And we were killing them.

Occasionally, that summer, I'd walk past a line of PETA protesters with their signs, "Why Cage Life?" and I would think, "Oh, you have no idea."

I suppose I would have been a failure as a farmer.

Farmers, of course, kill things all the time, without shedding a tear, unless of course they have to shoot their favorite horse or dog: Then they get all emotional.

But if those animals could talk or communicate with us, things might get a lot more complicated. 

About 15 years ago, I read Michael Pollan's book, Omnivore's Dilemma, and although he is no vegetarian, and ends his book with a wild boar hunt, and the dinner he made of his prey, I came away from that saying, "I can live without meat. Why bother eating animals?"

Eventually, I started back eating lobsters, who have no real face, and salmon, who are suicidal anyway, and then most fish. Once a year, I eat pork spare ribs. But mostly, I live on cereal, vegetables and stuff you grow in the soil, and haven't missed meat.

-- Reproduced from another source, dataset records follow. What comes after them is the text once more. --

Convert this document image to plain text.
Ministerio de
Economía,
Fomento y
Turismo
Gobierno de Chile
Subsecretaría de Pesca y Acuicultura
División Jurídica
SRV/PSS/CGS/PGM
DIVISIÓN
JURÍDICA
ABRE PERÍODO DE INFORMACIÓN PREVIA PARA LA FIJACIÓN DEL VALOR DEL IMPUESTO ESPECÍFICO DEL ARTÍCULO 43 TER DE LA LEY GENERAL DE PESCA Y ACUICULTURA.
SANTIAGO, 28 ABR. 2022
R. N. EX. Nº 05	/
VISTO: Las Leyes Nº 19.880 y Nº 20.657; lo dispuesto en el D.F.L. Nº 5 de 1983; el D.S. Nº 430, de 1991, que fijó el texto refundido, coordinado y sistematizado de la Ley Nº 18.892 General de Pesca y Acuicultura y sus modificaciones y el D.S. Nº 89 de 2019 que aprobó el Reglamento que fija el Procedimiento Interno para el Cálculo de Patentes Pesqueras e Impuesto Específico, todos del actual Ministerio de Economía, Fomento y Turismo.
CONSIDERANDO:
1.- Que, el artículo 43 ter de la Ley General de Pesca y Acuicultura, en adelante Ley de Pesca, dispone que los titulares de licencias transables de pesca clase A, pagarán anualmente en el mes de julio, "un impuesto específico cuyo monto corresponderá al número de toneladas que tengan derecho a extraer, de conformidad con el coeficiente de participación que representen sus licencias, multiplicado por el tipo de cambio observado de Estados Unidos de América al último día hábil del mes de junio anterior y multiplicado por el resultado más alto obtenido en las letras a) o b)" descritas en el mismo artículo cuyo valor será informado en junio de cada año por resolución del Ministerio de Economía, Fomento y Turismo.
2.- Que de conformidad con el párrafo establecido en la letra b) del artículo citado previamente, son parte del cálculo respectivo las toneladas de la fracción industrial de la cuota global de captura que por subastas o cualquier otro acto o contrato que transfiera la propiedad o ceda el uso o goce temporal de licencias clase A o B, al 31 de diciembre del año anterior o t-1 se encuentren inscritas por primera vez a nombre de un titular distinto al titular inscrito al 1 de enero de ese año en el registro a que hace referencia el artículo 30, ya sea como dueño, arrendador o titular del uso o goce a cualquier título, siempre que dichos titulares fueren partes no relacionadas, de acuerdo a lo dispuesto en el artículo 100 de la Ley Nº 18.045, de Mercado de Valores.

It's a problem for my family, who is populated with superb cooks, but they have adjusted. I've had to formulate a rule so they know what they can cook if they want to include me: No barnyard animals.

I'm not opposed to eating deer, which are a classic example of populations without predators run amuck. But I haven't done it beyond tasting a venison horderve.



But certain stories have driven home the point about animals. Beryl Markham's stunning 1942 book, West With the Night,  tells of how she acted as a bush pilot, taking off in a small airplane in Kenya to find bull elephants with big tusks so rich Americans, like Teddy Roosevelt on safari could shoot them. She did that until she realized whenever she flew overhead, the elephants would quickly form a circle, all facing inward so the tusks were not visible from above.

"They are protecting their bulls, concealing those big tusks!" Markham said, "They know why I'm up here. They connect the airplane to the hunters who follow it!" she realized to her horror. She landed her plane and quit, refusing to take part in the murder of any animal that smart.



But does an animal have to be that smart for us to want to not kill it, gut it and turn its brain fluid into transmission oil, glue or lamplighter fluid? 

Are we unsympathetic to the dumb animals but willing to spare the smart ones?



They are all "sentient," aren't they?

Like those dumb lab rats, they want to live.